Patent News


Nov. 10, 2014

Intellectual Asset Management: Patent reform’s go-to professors are either totally incompetent or deliberately misleading people, by Joff Wild

This article originally appeared in Intellectual Asset Management on November 10, 2014.


An article written by James Bessen and Michael Meuer, and published last week in the Boston Globe, raises serious questions about the pair’s credibility as participants in the on-going debate about patent reform in the United States. Claims made in the article by the two Boston University professors, whose work has been cited and at least partially funded by supporters of fundamental change, are so inaccurate that it is hard to conclude other than that they have either deliberately misrepresented basic facts or are unable to conduct even cursory research before committing pen to paper.

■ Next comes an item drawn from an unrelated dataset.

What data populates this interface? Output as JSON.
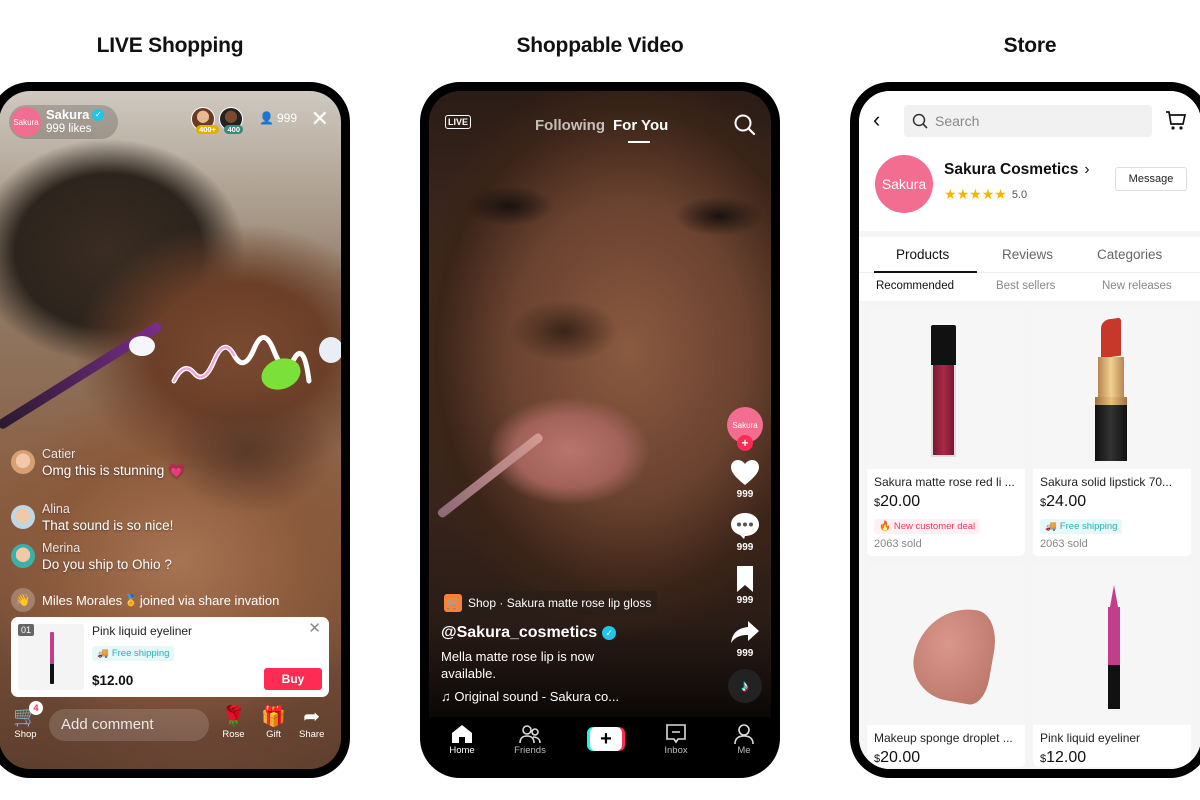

In the article, published on 5th November, Bessen and Meurer claim that France Brevets, the Innovation Network Corporation of Japan (INCJ) and Taiwan’s Industrial Technology and Research Institute (ITRI) are all what they term “government-sponsored patent trolls”, which “are frequently active in US courts”. As discussed yesterday on this blog, in the article the pair define trolls as “firms with no interest in innovation or technology transfer; they hold patents to assert them against innocent businesses to extract some of the profit from genuine innovators”. This represents a fundamental change to their previous definition. They also accuse trolls of using “deceptive and unfair assertion tactics”. The US’s trading partners, they state, must “play by the rules”. The problem is that just about everything that Bessen and Meurer say about France Brevets, the INCJ and ITRI is demonstrably untrue.

Let’s start with the European entity – at least its name is translated correctly. But it all goes downhill from there. Set up in March 2011, France Brevets works with organisations that have a link to France in order to help them to license their portfolios, as well as to provide them with freedom to operate. It works closely and in partnership with French SMEs and has brought two actions in the US in three years – one against LG and the other against HTC. The case with LG was settled in August. France Brevets has sued one American company in three years, in Germany. Clearly, it is not a frequent litigator anywhere.